Okay, quick quick post just to let y'all know that my pictures are FINALLY up! Hooray! Cue the Funky Chicken Dance! Pop on over to my account at Yahoo Photos and give them a quick peruse. There's a lot of stupid ones in the Spain section, because I didn't feel like culling it down. Lots of palm trees and flowers.
Oh--and the rude American story I promised . . . okay, here goes.
So I'm in the hostel in Madrid, wonderful but thin-walled. Thursday night, my friend and I walk in to see the hostel owner (Spanish-speaking only, remember) talking to some American kids in the room next to ours. The guy at the door was looking at her with this totally "Dur?" look. You know the kind I mean. In frustration, she turns to us and asks Jen to translate her request for them to keep it down. Jen did so, and the kid got all offended: "I knew what she was saying!" Doubtful, but if he did, he could have at least nodded or something.
That's not the end of it. Flash forward now: it's about 10:00 on Friday night. I'm hopping an 8 am bus for Sevilla the next morning, and I know I'm not going to get much sleep on Saturday night because I'll be on the bus back to Madrid in order to catch my Sunday flight. Monday I start classes again, bright and early. Right. So I need sleep. Plus I really am tired from my day. BUT the same kids from next door start talking really loudly. I mean, it's one thing when it's a soft background mutter--you expect that in hostels. But this was LOUD. Things like, "Oh yeah, in seventh grade I was like really tubby" and so forth. I could honestly hear every word, crystal clear. After about an hour of praying for them to shut up, I gave up and knocked on their door. Following is a transcript of the conversation.
Me (trying to be nice about it): Hi. I realize it's not that late, but I've got an early bus to catch and the walls are pretty thin here, so could you just be a little quieter?
Kid (overflowing with attitude): Well, we're not going to stop talking.
Me (taken somewhat aback): Um--okay, but I just want you to know I can hear every word.
Kid (even more belligerently): What are we supposed to do, talk in a whisper?
Me (thoroughly exasperated): Fine. I'll wear headphones or something. I just wanted you to know that I can hear you talking. (I leave.)
And they CONTINUE talking, without any effort whatsoever to lower their voices. Around 1 am, exhaustion overcomes me and I pass out. About 5ish, I wake up to hear noise still coming from the room, but it sounds more like a TV or radio. I've become convinced that they left it on to spite me.

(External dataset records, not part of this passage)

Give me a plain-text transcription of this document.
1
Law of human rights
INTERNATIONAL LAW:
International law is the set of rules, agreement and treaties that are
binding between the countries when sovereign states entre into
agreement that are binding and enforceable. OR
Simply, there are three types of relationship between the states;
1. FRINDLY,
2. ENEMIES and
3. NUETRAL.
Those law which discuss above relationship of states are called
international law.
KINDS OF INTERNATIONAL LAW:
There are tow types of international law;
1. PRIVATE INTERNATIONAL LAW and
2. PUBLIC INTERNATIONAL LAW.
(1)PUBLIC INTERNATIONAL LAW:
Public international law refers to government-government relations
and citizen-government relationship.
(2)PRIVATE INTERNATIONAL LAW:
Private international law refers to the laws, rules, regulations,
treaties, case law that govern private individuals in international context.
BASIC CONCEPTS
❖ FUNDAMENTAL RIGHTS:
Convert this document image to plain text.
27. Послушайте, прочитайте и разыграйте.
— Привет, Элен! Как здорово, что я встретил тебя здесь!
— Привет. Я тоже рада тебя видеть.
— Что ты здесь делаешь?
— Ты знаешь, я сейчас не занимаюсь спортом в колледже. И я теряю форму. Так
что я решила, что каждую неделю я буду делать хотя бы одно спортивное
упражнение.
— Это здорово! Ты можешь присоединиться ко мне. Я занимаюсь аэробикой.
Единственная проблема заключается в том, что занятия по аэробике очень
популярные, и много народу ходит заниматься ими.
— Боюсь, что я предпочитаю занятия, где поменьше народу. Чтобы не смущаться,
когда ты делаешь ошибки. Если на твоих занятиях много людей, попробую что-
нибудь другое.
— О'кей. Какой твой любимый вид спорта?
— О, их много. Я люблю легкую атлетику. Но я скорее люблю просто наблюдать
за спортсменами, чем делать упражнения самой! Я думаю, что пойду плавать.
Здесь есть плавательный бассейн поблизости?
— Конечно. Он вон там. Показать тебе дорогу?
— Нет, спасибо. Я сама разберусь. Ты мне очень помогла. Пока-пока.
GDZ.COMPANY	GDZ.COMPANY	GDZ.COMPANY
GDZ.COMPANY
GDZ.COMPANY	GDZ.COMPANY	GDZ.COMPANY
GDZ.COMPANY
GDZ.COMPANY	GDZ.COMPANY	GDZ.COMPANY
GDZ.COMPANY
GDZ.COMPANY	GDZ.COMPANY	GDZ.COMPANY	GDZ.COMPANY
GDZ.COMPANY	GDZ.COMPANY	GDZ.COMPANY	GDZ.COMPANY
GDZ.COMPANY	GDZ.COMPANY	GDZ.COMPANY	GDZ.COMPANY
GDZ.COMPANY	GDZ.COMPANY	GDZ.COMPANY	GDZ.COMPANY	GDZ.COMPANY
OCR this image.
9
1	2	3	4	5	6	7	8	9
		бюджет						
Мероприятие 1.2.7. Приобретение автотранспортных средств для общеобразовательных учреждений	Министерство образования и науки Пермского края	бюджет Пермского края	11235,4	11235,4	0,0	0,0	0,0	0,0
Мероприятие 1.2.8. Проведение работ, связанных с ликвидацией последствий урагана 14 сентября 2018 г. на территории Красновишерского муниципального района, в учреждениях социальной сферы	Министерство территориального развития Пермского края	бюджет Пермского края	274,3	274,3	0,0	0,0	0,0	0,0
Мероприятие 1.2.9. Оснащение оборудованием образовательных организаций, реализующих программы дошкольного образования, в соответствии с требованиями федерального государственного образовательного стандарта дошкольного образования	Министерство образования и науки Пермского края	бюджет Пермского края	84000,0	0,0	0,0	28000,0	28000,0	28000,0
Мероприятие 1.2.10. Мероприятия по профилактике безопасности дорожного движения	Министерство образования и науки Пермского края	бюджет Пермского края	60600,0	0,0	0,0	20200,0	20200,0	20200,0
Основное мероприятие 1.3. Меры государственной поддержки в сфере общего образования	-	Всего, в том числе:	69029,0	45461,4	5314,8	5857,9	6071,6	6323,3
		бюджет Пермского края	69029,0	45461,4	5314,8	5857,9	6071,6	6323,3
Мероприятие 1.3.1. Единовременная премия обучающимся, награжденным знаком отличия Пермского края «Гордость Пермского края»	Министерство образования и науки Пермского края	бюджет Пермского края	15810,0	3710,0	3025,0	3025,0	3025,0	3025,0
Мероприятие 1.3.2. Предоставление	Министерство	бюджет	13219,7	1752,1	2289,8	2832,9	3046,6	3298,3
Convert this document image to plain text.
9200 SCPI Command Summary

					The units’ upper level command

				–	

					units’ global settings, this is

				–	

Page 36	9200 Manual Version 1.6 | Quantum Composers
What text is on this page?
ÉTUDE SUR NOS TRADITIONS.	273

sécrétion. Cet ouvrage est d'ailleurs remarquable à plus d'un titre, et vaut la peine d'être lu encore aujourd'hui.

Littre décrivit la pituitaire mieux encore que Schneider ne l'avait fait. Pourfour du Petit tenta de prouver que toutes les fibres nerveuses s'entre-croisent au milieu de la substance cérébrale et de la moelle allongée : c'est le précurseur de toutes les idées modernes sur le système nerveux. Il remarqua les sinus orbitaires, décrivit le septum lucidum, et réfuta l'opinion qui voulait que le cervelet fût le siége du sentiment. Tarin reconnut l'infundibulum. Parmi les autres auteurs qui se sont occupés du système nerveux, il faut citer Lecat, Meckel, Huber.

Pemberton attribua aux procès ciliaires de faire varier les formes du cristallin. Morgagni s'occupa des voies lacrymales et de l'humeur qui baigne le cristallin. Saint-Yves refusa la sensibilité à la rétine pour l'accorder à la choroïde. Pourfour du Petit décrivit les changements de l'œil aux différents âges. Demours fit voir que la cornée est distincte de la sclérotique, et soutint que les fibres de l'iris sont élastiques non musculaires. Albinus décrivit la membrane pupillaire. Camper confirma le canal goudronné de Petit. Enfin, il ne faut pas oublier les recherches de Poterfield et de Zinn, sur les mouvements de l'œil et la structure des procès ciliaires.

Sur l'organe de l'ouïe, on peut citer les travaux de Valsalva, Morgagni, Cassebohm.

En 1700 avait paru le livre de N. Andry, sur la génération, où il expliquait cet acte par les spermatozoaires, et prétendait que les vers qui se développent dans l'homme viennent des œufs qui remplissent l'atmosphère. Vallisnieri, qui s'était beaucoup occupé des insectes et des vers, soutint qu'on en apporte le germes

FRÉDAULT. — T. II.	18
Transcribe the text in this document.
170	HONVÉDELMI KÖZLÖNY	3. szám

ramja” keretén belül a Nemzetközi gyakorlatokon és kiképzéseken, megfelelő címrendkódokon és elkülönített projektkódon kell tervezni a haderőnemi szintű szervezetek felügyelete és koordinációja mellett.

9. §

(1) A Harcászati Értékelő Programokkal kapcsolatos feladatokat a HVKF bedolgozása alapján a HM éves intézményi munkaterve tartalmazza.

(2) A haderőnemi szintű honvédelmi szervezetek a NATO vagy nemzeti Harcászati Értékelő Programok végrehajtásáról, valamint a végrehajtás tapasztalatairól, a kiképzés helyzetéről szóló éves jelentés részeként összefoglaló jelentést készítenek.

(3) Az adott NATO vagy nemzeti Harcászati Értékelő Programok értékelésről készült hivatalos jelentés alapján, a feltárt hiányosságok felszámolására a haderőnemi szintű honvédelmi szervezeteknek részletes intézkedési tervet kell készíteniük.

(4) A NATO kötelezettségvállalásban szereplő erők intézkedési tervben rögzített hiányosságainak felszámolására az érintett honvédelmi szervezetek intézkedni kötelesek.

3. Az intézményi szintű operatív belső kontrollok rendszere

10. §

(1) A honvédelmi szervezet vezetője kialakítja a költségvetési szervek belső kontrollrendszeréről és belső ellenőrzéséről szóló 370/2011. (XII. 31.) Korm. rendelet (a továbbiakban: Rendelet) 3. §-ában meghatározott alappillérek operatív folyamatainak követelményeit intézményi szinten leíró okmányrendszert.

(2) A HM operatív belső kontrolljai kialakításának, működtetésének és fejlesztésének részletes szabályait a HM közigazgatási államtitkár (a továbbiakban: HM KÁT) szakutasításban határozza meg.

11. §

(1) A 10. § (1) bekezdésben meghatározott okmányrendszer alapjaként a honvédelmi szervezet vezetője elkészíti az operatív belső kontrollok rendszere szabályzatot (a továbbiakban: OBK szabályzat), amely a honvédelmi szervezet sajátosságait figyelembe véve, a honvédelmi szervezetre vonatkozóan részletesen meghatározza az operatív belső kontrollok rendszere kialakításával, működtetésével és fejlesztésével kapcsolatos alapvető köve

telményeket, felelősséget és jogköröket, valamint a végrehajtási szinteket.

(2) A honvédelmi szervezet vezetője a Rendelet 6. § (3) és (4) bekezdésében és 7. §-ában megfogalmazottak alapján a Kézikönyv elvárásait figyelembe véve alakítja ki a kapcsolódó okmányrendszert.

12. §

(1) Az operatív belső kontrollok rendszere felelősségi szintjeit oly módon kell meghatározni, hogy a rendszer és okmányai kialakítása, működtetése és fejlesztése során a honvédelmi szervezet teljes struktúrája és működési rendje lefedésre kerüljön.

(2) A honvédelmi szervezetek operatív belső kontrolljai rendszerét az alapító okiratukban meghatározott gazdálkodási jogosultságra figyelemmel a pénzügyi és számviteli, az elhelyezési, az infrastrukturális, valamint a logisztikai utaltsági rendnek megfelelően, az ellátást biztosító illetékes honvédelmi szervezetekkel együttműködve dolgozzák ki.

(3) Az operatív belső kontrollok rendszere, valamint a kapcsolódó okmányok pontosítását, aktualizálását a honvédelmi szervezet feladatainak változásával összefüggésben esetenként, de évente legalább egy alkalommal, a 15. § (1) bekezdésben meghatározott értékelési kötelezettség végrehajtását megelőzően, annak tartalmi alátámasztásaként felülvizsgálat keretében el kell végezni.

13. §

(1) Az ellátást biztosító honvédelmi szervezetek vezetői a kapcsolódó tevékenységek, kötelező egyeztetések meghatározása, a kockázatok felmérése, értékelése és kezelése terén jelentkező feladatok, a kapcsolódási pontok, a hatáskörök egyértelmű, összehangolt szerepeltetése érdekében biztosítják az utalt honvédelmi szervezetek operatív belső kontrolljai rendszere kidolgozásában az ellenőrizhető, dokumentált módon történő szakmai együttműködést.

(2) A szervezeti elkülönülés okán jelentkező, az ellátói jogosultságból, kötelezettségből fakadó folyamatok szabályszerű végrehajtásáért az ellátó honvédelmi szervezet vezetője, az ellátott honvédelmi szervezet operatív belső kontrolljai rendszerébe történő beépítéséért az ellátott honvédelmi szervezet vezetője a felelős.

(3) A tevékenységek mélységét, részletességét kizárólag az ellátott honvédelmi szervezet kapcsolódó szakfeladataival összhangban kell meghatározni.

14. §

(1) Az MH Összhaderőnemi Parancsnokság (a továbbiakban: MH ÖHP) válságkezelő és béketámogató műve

I realize that the condition of being an ass is not limited to Americans alone, but there seems to be a special brand of it that only we posess, this kind of the-world-is-my-McDonald's-Play-Area-and-screw-you-if-you-have-feelings-about-that. It was flabbergasting. I mean, did you ever once notice an apology in there? Anything that even hinted of it? No. Grrrrrrrrrrrrrrrr. No wonder most of the world hates us. I hate us, and I am us.
Okay, this was a lot less quick and somewhat more bitter than I meant it to be. I'll recommend a good book so as not to end it on a sour note.
The Story of Tracy Beaker Jacqueline Wilson. I'm actually not sure if she's available in the States, but I hope so, because she's a major bestseller over here. Anyway, this is not your normal sunshiney perfect-world children's book. Tracy Beaker's mum has left her in state care for the past several years. Tracy ain't no Oliver Twist, though. She gets in fights with the other kids, lobbies unashamedly for her favorite adult to adopt her, and generally looks out for Number One. But there's real sweetness under her shell. The other big thumbs-up to this book is the ending, which is not saccharine-sweet, everything-gets-fixed, happily-ever-after. Jacqueline Wilson isn't afraid to show us the way that some kids' lives really are, and how they really deal with it. Go see if you can find her.